Graham Cox wrote:
On 30/11/2009, at 12:04 PM, Jason Stephenson wrote:

NSDocument and the document-based architecture in Cocoa is a bad
example of MVC.


As a statement that doesn't really stand up to scrutiny. Sure, you
can abuse NSDocument and violate MVC, but as it comes it does not. A
document might own (or be) the data model, and it might also keep a
list of window controllers. How does that violate MVC? NSDocument is
just 'M', and nothing more.

-makeWindowControllers and I disagree with you.


Let me rephrase what I said earlier:

NSDocument and the document-based architecture in Cocoa is a bad example of MVC in as much as people confuse NSDocument with a document model class when it is a model controller.--This is the confusion that I think our friend Sandro is running into.

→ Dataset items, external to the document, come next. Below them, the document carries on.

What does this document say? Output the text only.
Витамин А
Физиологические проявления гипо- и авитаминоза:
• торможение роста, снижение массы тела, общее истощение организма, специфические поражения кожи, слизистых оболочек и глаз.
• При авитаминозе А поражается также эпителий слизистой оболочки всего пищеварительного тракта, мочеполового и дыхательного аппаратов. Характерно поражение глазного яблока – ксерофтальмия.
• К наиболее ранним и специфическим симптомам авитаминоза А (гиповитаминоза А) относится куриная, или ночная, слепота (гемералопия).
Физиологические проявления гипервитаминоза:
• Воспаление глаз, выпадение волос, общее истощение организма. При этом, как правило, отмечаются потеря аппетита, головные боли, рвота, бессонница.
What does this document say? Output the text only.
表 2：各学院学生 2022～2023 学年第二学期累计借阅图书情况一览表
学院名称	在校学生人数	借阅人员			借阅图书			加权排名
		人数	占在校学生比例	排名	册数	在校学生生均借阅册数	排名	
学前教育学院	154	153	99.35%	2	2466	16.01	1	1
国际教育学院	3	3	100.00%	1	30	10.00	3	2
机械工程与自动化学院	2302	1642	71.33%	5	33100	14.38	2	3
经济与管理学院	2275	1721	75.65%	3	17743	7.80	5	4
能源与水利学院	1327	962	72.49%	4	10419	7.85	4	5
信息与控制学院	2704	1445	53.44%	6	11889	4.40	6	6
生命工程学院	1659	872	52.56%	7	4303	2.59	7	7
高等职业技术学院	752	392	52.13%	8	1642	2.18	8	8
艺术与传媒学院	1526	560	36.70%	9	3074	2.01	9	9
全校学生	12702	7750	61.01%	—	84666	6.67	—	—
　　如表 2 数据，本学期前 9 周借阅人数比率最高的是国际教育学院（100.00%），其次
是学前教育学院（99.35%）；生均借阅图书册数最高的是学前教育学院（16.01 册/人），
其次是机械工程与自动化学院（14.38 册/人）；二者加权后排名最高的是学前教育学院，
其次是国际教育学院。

NSDocument doesn't merely represent the document's data as in a "pure" MVC design, rather it is a controller for the document's data. The subsection of the Document-Based Applications Overview entitled "The Role of NSDocument" makes this abundantly clear. The actual model data for the document is very often an ivar of the NSDocument subclass.

A data model should not be required to create controllers for GUI elements as NSDocument is asked to do by NSDocumentController when a new document is created. The creation and management of GUI elements is typically a controller's job, not a model's job. A model should be abstract in the sense that it is not tied to any particular visual representation of the data. It should work in a command line application as well as it works in a GUI application.--Admittedly, this is an ideal.

While NSDocument doesn't necessarily break MVC, I think the class is poorly named. It should probably more properly be named NSDocumentController and NSDocumentController would more properly be named NSDocumentControllerController, but that's a bit awkward.

Now, I will stop before the moderators hit me with the moderation flag, because I have a feeling we're going over old ground.